In the current study, the maxillary protraction carried out during the primary dentition showed greater sagittal improvements than outcomes generated in the early and late mixed dentitions. These findings are in agreement with previous studies, 3,13,21 which have suggested that early treatment may be worthy of consideration for the management of a skeletal Class III malocclusion once a clear diagnosis is made and helpful patient co-operation occurs. Although the SNB angle decreased significantly more in the early mixed dentition compared with the late mixed dentition, the difference in treatment outcome between the early mixed dentition and late mixed dentition was not clearly evident based on the current meta-analysis. The change in SNB could also be due to the natural growth of the mandible, which resulted in the forward movement of point B leading to a natural change, particularly when patients grow relatively faster during the late mixed dentition than in the early mixed dentition. The improvement in overjet was a result of a skeletal effect (SNA, SN/GoGn and ANS/Me) and a dental effect (inclination of the mandibular incisors). 6 The maxillary protraction carried out during the late mixed dentition showed similar sagittal improvements as treatment performed during the early permanent dentition, which is consistent with the previous studies. 4,12 No difference has been found in the effect of maxillary advancement after maxillary protraction between the pre-pubertal and pubertal growth peak groups, but there was less maxillary skeletal advancement in the post-pubertal growth peak group. 23
Previous studies have also reported no difference between an early treatment group (7–10 years old) and a late treatment group (11–14 years old), 31 but the present study applied chronological age, rather than dental age, to group participants. In addition, there was great variation between the included studies regarding the type of appliances, the wear time per day, the force strength applied, and the possible combination with RME (rapid maxillary expansion), which could potentially contribute to the clinical heterogeneity of the studies included in the systematic review. As an example in the quantitative analysis of the study, nine studies used facemask in combination with RME, 2,8,11,13,14,20-23 while seven studies used facemask alone. 3,4,7,24-27 It was noted that a number of studies reported that there was no significant difference in the treatment outcomes of maxillary protraction with or without RME, except for reduced upper incisor angulation when the RME was performed. 10,32,33 The follow-up period of the included studies was relatively short, and ranged from six months to two years. The long-term effect of maxillary protraction therapy still requires more well-designed, controlled trials.

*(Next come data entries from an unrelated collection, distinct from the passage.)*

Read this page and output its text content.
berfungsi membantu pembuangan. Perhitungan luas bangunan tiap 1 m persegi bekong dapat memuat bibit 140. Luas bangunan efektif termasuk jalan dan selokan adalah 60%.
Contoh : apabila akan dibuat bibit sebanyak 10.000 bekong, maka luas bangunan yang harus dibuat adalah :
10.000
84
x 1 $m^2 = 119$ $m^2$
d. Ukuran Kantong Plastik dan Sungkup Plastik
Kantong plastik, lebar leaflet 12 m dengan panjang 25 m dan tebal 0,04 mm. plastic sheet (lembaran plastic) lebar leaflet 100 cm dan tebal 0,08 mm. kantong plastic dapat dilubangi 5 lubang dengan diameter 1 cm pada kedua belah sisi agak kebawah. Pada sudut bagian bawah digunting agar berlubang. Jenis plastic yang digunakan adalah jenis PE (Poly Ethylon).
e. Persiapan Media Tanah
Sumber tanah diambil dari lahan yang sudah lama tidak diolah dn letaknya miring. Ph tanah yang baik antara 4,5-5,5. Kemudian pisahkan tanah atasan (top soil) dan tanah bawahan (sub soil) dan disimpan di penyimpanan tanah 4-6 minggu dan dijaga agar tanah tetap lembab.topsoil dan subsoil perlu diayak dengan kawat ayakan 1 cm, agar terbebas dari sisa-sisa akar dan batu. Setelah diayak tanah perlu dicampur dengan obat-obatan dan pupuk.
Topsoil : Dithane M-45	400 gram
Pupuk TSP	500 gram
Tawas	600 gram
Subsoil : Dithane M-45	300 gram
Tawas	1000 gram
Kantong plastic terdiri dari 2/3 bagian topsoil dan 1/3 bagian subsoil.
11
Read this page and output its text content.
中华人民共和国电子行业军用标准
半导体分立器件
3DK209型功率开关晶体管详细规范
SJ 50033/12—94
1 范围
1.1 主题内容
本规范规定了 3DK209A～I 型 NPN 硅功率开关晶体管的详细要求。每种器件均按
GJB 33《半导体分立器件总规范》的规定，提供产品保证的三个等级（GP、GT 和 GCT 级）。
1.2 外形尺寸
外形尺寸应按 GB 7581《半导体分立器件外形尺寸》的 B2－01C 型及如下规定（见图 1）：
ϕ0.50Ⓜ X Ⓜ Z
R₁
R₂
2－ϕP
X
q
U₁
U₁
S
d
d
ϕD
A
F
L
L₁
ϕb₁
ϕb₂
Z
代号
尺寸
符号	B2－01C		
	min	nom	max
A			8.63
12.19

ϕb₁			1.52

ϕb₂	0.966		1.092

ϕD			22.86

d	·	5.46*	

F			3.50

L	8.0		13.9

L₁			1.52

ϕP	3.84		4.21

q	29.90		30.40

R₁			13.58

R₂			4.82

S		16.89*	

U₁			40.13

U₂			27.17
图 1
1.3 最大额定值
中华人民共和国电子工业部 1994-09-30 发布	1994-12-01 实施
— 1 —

The dental stage affected the treatment outcome of protraction in hypoplastic maxillary Class III children. The treatment effect at an early dental stage may be more effective than that at a later stage in improving the skeletal Class III relationship. However, treatment duration and patient co-operation should not be neglected when considering early treatment. The long-term effect of maxillary protraction therapy still requires more well-designed, controlled trials.